Happening Now

Is Private Capital Up To The Texas High-Speed Challenge?

April 15, 2025

By Jim Mathews / President & CEO

There’s a cliché about an ancient curse that goes something like “May you live in interesting times.” For most of its history, the Texas Central high-speed rail project linking Houston and Dallas has had to live through “interesting times,” and the past 24 hours may prove to be among the most “interesting” it has had since its inception.

Yesterday, shortly after U.S. Transportation Secretary Sean Duffy announced he was pulling the project’s $63.9 million Corridor Identification Program grant because it was a “waste of taxpayer funds,” the project’s new private backer – John Kleinheinz, of venture fund Kleinholtz Capital Partners, which bought out the original Japanese investors’ share of the project – issued a statement agreeing with Duffy’s assessment and declaring the decision “good news for the overall project.”

“The first Trump Administration gave this project the green light, but after President Trump left office, the project got hung up in the politics of the Biden Administration's efforts to jam Amtrak and politics into the equation,” Kleinheinz said in a press statement. “We agree with Secretary Duffy that this project should be led by the private sector, and we will be proud to take it forward. This project is shovel-ready and will create significant new jobs and economic growth for Texas as part of President Trump's efforts to boost the U.S. economy.”

Nobody would be more pleased to see that happen than this Association. We have backed, steadfastly, just about any reasonable effort to bring true high-speed rail to the U.S., and that includes Texas Central. We supported the then-all-private Texas Central’s fights in the Texas court system against NIMBY opposition five years ago. We also testified before, and filed comments with, the Federal Railroad Administration supporting the FRA special operating exemption it sought (known as a Rule of Particular Applicability) based on lifting and shifting the entire Shinkansen operating model into the Texas project, and we filed at the Surface Transportation Board supporting the Texas Central plan to interline tickets with Amtrak services.

But here’s the thing. When Texas Central “won” its final court battle to be considered an actual railroad under Texas law, it was at best a pyrrhic victory because years of costly white-shoe litigation scared off the private capital needed to see the project through. If there’s one thing private capital demands, it’s low risk, clarity, and certainty. Endless rounds of high-dollar motion practice create just the opposite, and U.S. high-speed rail projects never seem to have either clarity or certainty.

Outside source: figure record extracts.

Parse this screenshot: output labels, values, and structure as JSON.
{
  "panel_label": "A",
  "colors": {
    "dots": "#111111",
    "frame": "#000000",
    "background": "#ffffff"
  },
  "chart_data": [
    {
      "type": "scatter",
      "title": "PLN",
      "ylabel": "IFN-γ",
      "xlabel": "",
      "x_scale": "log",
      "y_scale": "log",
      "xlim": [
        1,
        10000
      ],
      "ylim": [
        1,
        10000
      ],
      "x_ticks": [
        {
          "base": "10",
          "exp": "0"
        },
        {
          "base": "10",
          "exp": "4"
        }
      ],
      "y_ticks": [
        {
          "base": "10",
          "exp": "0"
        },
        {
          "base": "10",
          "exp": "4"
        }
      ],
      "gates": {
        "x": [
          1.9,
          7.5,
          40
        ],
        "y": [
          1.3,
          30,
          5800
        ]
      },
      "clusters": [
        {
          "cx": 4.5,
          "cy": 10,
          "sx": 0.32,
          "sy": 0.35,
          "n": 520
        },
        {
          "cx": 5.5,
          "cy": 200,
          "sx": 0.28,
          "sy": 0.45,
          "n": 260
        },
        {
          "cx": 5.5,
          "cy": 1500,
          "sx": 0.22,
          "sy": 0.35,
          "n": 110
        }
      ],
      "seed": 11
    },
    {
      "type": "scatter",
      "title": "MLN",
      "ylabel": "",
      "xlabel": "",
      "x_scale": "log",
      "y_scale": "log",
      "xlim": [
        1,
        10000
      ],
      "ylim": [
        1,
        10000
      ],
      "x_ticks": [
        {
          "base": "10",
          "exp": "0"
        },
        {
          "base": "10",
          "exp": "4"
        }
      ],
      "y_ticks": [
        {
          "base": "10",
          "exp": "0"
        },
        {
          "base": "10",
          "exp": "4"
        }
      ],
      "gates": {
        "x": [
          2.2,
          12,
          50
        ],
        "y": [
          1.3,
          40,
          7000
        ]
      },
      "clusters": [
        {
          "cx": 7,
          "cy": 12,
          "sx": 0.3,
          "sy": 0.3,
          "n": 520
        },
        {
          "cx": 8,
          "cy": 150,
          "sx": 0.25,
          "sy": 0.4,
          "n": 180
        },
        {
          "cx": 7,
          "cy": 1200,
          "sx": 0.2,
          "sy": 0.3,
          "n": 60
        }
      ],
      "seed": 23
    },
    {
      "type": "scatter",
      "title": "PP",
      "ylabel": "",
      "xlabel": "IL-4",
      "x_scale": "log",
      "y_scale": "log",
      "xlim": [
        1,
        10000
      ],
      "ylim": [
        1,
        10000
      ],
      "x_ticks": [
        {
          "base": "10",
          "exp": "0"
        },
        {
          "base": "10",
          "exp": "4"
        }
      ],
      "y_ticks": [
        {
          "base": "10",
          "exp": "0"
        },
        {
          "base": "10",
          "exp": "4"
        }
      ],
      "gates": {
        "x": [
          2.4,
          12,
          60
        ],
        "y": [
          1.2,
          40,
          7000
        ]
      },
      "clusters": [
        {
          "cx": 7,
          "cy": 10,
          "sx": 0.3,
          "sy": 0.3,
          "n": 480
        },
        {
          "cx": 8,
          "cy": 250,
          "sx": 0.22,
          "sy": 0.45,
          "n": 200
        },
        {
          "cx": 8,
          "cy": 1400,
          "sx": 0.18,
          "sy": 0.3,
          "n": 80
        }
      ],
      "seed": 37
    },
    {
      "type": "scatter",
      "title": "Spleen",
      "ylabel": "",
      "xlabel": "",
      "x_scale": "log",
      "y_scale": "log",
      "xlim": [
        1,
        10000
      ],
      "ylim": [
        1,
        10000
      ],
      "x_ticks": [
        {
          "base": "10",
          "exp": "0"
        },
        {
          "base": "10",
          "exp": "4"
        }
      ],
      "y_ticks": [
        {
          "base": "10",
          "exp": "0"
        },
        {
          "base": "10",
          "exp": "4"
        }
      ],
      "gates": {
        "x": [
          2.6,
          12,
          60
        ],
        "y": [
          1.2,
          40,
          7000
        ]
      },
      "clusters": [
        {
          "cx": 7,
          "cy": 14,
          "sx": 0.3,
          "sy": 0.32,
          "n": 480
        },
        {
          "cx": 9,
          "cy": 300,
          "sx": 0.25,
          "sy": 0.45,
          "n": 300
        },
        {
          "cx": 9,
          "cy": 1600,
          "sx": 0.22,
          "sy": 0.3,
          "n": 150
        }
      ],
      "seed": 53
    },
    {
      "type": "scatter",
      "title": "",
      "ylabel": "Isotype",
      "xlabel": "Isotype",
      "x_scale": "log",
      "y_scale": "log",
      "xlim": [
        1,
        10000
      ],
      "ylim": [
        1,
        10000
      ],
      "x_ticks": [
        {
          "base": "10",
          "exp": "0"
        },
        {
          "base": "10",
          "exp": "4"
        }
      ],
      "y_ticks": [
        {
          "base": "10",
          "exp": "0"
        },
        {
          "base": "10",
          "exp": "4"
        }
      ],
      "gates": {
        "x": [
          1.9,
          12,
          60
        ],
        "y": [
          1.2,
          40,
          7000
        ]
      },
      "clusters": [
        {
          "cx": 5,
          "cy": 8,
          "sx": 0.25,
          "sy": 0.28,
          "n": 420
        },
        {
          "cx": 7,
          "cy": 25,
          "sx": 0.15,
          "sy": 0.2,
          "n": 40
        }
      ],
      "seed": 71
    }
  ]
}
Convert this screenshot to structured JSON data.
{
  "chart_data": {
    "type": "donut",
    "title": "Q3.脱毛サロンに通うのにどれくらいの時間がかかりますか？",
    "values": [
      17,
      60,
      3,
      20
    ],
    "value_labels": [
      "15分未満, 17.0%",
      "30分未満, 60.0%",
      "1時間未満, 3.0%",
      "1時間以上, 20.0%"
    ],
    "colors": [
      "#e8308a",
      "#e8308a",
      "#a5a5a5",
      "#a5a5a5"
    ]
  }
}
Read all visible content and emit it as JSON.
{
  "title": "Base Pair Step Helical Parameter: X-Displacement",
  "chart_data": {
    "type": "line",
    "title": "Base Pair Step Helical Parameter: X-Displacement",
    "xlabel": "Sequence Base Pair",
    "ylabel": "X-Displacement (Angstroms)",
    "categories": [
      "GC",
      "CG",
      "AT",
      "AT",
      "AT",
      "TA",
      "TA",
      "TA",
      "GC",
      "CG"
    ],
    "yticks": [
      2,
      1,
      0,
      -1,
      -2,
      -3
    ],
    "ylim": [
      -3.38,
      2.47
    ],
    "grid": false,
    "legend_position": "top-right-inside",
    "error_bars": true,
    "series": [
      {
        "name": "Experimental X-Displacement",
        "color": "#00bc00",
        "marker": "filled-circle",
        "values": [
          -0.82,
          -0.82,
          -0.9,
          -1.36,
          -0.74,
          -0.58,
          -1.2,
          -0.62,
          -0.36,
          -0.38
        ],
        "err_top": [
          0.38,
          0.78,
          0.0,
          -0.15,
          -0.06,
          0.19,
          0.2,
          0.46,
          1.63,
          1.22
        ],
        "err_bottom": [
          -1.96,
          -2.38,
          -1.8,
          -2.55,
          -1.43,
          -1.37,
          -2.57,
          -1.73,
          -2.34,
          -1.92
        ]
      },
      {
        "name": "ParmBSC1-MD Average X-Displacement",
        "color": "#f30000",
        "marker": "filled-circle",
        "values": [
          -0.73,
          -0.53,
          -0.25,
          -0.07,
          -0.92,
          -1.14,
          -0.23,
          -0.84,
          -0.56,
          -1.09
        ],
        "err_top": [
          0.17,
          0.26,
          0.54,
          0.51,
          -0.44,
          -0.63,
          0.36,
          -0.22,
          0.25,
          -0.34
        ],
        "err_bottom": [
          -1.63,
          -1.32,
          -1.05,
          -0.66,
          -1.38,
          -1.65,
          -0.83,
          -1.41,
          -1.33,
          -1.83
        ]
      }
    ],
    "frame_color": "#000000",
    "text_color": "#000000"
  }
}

The Biden Administration did not “jam Amtrak and politics into the equation.” Investors, primarily though not exclusively Japanese, realized that rail infrastructure decisions that would be solid anywhere else in the world can vanish in the U.S. at a whim. Capital fled the project and after a couple of dormant years, Amtrak was coaxed into assuming a leadership role to seek Federal grants and move it forward. Amtrak also hired arguably the world’s best expert at rescuing troubled rail programs, Britain’s Andy Byford, to take on the Texas high-speed challenge.

Look anywhere in the world at successful high-speed rail programs and you’ll find significant government investment in capital and backing. Japan’s Shinkansen enjoys government-built infrastructure, as does France’s TGV, the Italo in France, and China’s world-leading high-speed rail network. At its peak in the early 2010s, China was building more than 1,500 miles of new high-speed right-of-way every single year, and in the past two decades has spent between $1.3 trillion and $1.5 trillion since the early 2000s building high-speed rail using government money and absorbing risk that private capital simply can’t absorb.

The Rail Passengers Association supports many different forms of public-private ventures, which this Texas Central project was. But we hope that Duffy’s announcement isn’t an ideologically driven decision to turn it over to the “free market” and a prayer. Billionaire and Trump advisor Elon Musk’s interest six weeks ago in the announcement of a search for an operating contractor makes me at least have to ask the question.

For all our sakes, I truly wish Kleinheinz every success in getting this extremely worthy project finally moving. We’ll do everything we can as an Association to help him make real progress. Kleinheinz is not wrong when he says that this project is shovel-ready, that it will create significant new jobs, and that it will supercharge the Texas economy. We have said all of that and more, when it was private and then again when Amtrak became involved. But I still seriously doubt that private capital alone can do the job. It hasn’t done that anywhere else, and there’s no evidence that this project would prove to be the exception. This is one of those times that nobody will be happier than me to be proved wrong.